自動クリックの時間間隔は、初期設定で10ミリ秒になっている。これでも周回プレイに支障はないが、戦闘終了後のドロップアイテムを確認したりするには1秒くらい(連打くんに1,000と入力)に延ばした方が便利だ。
使い方はシンプルだが、動作中にうっかりマウスに触ってしまうとカーソル位置がずれてしまう問題がある。気になる場合は、画面内の座標を直接指定できるほかのツールを使った方がいいだろう。
ロマサガRSへの適用例
ロマサガRSの場合は、戦闘終了後の「再戦」ボタンを押し続ける設定にすれば、周回プレイが楽になる。位置的には戦闘時「通常AUTO」ボタンのやや左側。ここを一定間隔で連打するようにしておけば、スタミナの続く限り連戦できる。
途中でプレイヤーのランクがアップしても、OKボタンは画面内のどこでもタップで対応可能。スタミナ切れして補給する場合のみ、設定解除して手動操作が必要になる。
ある程度スタミナを溜めた状態で、ランクアップ直前から自動クリックをスタートさせると効率的だ。慣れてくれば、予定の周回時間やバトルの必要スタミナ数に応じて補給量を調整できるようになる。

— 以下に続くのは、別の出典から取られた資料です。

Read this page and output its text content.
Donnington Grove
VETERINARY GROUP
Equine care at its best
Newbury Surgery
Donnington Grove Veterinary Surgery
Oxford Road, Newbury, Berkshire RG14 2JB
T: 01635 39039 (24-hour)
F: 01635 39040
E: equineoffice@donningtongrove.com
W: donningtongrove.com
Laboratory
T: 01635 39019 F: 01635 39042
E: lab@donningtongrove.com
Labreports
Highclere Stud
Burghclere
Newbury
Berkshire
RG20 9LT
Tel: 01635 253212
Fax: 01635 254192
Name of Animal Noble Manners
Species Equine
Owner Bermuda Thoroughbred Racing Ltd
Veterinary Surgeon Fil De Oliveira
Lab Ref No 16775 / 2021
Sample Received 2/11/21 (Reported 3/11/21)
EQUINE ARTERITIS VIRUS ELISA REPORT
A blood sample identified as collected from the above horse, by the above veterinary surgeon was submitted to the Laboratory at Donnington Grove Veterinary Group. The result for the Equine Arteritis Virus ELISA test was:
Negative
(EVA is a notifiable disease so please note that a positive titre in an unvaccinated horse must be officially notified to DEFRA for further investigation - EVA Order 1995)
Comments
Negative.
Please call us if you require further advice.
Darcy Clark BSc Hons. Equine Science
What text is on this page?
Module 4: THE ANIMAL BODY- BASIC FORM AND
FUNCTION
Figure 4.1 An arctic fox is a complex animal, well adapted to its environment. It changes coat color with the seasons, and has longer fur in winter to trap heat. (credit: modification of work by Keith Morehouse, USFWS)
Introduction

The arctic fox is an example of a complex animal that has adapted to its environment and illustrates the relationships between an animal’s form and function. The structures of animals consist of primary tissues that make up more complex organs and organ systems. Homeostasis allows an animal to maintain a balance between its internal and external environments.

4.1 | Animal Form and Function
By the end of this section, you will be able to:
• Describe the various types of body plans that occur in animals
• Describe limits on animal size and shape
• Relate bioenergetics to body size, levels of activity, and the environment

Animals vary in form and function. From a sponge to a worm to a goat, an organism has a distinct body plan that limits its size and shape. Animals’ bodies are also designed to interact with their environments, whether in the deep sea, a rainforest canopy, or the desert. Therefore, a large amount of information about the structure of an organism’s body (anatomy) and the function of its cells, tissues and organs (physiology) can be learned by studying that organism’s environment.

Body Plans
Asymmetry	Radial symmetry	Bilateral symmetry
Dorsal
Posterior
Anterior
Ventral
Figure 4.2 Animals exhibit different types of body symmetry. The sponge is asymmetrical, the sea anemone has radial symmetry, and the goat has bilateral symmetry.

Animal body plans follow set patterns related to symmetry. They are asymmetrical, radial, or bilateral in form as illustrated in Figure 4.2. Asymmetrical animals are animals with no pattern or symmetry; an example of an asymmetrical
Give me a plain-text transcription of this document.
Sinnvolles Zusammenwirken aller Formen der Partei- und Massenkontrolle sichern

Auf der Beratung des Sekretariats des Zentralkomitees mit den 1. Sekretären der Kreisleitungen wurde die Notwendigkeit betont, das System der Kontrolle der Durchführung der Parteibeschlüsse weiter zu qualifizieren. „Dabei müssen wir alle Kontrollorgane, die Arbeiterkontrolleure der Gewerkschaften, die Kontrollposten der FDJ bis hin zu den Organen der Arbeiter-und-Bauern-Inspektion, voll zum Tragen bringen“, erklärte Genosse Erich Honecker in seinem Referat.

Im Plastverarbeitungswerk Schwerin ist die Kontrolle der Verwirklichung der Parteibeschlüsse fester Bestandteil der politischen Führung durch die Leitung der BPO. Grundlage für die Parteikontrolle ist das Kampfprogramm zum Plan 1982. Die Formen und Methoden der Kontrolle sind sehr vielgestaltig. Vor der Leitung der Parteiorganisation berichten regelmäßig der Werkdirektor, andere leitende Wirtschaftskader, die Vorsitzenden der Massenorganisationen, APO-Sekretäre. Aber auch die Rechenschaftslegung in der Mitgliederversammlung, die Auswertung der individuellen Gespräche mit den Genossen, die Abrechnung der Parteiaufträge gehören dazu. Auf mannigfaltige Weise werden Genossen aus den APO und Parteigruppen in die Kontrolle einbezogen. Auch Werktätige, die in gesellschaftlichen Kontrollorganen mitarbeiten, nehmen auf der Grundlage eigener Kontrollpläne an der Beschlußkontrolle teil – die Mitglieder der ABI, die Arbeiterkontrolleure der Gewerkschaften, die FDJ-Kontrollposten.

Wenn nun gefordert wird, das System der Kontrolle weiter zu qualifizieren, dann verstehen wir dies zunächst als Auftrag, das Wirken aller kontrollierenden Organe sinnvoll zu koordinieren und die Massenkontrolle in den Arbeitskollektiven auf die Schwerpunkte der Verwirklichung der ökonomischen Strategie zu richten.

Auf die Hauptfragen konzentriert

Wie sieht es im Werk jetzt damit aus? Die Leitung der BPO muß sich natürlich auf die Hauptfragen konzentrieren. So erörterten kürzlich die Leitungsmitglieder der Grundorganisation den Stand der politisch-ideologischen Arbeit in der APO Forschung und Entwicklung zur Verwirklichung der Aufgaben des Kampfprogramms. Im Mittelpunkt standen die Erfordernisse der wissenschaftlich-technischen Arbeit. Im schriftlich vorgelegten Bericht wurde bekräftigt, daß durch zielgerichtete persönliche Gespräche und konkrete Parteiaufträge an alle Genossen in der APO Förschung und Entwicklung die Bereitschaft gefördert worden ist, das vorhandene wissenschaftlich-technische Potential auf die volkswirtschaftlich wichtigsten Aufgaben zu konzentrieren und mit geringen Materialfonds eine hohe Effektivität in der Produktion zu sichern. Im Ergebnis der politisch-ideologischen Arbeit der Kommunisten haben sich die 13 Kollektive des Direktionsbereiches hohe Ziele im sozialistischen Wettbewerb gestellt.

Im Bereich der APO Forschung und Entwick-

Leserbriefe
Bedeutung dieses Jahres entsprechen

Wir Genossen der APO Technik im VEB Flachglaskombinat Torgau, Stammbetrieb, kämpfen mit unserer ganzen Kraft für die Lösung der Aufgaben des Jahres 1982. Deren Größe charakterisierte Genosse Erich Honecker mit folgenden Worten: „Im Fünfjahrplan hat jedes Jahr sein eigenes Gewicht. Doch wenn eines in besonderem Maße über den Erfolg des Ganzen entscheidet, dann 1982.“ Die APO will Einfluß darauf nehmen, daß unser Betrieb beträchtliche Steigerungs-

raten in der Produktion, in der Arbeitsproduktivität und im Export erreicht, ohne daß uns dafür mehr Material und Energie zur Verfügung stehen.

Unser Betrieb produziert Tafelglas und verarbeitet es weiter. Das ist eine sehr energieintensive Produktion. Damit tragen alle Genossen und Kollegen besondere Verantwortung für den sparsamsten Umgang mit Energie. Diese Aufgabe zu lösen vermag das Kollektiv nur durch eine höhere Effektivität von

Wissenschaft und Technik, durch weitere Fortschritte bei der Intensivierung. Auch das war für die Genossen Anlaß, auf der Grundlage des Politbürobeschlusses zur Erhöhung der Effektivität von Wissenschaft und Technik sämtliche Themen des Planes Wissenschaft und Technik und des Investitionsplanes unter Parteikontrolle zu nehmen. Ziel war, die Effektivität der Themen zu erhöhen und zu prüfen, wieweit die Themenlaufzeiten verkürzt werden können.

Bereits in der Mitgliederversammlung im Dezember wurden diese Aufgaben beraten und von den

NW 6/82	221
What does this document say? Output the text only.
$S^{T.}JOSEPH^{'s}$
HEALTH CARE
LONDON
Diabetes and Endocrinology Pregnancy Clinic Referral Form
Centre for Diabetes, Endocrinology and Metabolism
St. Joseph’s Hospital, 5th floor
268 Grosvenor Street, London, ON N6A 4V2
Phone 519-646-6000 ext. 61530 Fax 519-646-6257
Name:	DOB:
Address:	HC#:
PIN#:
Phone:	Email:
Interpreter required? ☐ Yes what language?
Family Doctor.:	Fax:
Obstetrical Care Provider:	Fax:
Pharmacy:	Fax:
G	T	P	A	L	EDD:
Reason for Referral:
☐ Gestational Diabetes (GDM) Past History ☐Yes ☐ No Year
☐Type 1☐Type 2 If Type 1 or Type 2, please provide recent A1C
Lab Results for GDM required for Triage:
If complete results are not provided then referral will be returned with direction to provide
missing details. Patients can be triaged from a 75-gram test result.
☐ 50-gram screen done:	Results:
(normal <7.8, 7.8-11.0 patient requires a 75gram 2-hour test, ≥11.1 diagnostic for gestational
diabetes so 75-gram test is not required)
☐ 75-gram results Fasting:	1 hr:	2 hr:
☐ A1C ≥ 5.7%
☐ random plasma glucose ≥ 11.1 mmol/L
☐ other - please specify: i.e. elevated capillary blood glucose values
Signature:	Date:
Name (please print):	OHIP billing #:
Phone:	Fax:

課金してジュエルやスタミナ回復剤を大量保有していなければ、普段はスタミナ消費が気になって自動周回させるにも限界がある。しかし2019年1月16~21日の期間限定で行われた「財宝の穴」イベントでは、スタミナ補給アイテムの消費量より獲得量の期待値が上回る状況だった。
「時間の許す限り戦闘回数を重ねた方が有利」というイベントでは、この手の自動クリックツールが威力を発揮する可能性がある。その間、スマホとPCが使えなくなるというデメリットはあるが、「数分おきに再戦ボタンを押す」という苦行からは解放される。
ツールの適用は自己責任で
画面のミラーリングはともかく、自動クリックツールの導入は反則なのだろうか。
この手の自動ソフトウェアを利用するのは、ゲームの利用規約で禁止されている。キャラの育成ははかどるが、運営元に不審と思われたらアカウントを停止されるおそれがある。適用するのは、あくまで自己責任でという話題だ。
エミュレーターを使えばもっと高度なマクロも活用できるが、こちらはさらにグレーな領域になる。個人的な趣味の範囲で周回を効率化するくらいは許されそうだが、お金を払ってまでチートツールを導入するのはリスクが高い。